事の顛末
周りを見渡すと、もう立っているゴブリンはいない。
魔法で倒れたゴブリンへの止めに向かう。
勝鬨は野次馬からあがった。
今更ながら、人間を殺めたことは無いが、それに近しい感触だった事を思い返し、ぞっとするが、人間でなかったと自分に言い聞かせる。
まだ止まる訳にはいかない。
「巣と子供らの殲滅に向かう。」
剣を振り、血脂を落としながら、森へ向かう。
振ったぐらいでは、落ちなかったが、まだ汚れる予定なので、拭かないでおく。
馬に乗ったカルルに案内させ、森の中に入り、巣に向かう。
あばら家とすら呼べない、木々の間に穴を掘り枝や草を被せただけの、まさに巣と呼ぶべきようなものであった。
巣には二匹の腹の大きな雌と五匹の子供がいたが、心を鬼にして始末する。
少し虚しさを抱え、野次馬の歓声に迎えられにいった。
村に戻ると、もう司祭は逃げており、教会はもぬけの殻であった。
教会では、精霊信仰を止め、処女女神を信じれば、教会が魔物から守ると言って布教をしていたのだ。
ついでに装備品を買うためとはいえ、かなりの寄付を要求し、最近羽振りが良かったらしい。
当初は犬や人間を飾り付けて魔物といっていたが、怪しむ村人が増えてきたことから、見世物屋からゴブリンを買い取って森に離したのである。
しかし、ゴブリン一匹ではすぐに足りなくなるので、番を買い、森に離して増やそうとしたところ、驚異的なスピードで殖え、手に負えなくなりクラモの教会に助力を頼んだというのが今回の件の顛末である。
実は、この村にいた精霊にハルが助力を依頼されたのだ。
昨日に教会で祈りを捧げたのは、教会の人間にプレッシャーを与えたうえで、精霊を中に入れる手引きをし、盗み聞きさせるためだったのだ。
宿に戻ると村長らしき人物が待っており、囲む住民とともに事の概要を伝えた。
日も傾き始め、着々と宴の準備が進められており、傍らでは既に勝手に始めている者もいる。
焼きあがった子豚がテーブルに載せられ、本格的に宴会が始まると、人々がひしめき合い、テーブルで奪い合いも始まる始末で、もはや誰のための宴会か分からなくなっている。
そして、俺達の所に村の娘達が集まってくる。
ヤーニスは上手く逃げ、ミハイルとカルルは鼻の下を伸ばしている。
それなりに出来上がった人間が増えてくる頃を見計らい、部屋に逃げ出した。
『ハル、精霊はどうだった。
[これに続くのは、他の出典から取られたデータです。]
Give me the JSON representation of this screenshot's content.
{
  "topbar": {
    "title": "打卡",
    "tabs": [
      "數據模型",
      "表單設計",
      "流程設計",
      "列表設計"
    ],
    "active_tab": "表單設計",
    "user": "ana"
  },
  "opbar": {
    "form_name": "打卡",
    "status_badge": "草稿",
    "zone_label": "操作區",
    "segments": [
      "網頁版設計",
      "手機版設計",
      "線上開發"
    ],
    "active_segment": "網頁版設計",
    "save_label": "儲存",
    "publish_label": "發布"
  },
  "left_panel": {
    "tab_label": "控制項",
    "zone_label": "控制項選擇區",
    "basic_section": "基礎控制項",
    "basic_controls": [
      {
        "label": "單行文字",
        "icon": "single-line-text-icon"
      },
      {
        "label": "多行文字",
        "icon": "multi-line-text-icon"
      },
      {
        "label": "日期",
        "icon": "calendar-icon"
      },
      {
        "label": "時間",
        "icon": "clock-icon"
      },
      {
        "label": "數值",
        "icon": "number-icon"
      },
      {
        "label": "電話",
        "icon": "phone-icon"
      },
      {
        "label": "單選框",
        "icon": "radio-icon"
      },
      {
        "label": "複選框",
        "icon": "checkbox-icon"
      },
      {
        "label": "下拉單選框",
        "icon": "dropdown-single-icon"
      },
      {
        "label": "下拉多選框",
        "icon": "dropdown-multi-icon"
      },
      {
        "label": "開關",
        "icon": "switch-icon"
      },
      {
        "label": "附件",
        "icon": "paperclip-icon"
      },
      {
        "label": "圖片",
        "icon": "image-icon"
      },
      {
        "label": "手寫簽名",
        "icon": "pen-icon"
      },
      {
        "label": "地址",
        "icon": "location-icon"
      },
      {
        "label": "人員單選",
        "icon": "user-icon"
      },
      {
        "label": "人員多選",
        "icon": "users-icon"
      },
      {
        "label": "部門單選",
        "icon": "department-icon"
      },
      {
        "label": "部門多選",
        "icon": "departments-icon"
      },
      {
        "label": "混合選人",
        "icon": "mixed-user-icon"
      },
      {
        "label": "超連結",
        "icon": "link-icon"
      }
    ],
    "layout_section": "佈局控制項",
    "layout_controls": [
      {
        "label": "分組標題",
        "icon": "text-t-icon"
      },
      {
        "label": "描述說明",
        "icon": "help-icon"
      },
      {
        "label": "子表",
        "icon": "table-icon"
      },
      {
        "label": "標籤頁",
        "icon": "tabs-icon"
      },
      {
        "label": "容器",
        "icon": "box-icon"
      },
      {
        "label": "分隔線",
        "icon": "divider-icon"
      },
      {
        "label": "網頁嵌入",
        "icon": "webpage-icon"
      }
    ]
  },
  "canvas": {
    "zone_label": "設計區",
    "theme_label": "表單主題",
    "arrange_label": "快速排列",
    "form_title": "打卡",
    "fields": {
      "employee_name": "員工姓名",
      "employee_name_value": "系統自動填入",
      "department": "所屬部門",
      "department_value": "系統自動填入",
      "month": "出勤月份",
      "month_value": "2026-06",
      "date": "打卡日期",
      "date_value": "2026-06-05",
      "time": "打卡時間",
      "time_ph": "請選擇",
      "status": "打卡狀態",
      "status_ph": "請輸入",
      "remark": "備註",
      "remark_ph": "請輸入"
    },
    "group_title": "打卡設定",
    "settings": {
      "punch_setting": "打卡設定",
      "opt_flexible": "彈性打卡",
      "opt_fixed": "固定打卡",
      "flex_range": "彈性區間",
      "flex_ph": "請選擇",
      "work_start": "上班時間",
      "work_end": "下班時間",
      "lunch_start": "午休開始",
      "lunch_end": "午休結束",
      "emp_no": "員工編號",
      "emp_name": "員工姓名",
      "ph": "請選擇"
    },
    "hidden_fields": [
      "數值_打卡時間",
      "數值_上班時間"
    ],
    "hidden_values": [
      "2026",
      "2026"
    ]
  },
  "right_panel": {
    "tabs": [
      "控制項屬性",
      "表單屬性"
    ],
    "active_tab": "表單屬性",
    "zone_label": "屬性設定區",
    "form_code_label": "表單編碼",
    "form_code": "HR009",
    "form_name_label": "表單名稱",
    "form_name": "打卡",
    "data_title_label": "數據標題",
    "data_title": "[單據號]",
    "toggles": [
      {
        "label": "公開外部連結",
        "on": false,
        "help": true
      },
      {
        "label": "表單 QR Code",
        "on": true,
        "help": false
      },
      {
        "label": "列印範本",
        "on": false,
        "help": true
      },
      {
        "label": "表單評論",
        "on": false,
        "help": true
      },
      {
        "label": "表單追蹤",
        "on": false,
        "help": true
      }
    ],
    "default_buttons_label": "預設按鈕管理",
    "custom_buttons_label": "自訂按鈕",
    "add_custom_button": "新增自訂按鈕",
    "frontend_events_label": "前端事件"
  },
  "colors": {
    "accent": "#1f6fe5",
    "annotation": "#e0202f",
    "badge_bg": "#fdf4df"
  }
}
』
『教会の者を追い払ったことに感謝してたようだ。お前の望み通り鍛冶のほうの精霊から、精霊印も手に入れた。』
『ありがとう、ハル。』
翌朝は早く出発し、計画を変更して、真っ直ぐ帰路につく。
店に帰り着くと久し振りの我が家に、安心する。
考えてみれば、もうすぐでこちらに来てから一年になる。
三十も半ばを過ぎた頃から、時が過ぎるのが早く感じるような気がする。
まず、エルネスツに成果を報告し、近日中に銃の試作をする事を伝え、エリーナに客がついていないのを確認して、部屋を訪れる。
「待ってたわ。」
そう言って、抱き付かれるが、軽く口づけを交わし、自分の臭いが気になるので引き剥がす。
「風呂に入りたいな。」
「ご一緒するわ。」
出産祭を過ぎ、気が付けば身体を重ねる関係となっていた。
「一人で洗わせてくれ。」
そう言ったが、結局、風呂の中で洗われながら近況報告を聞くことになった。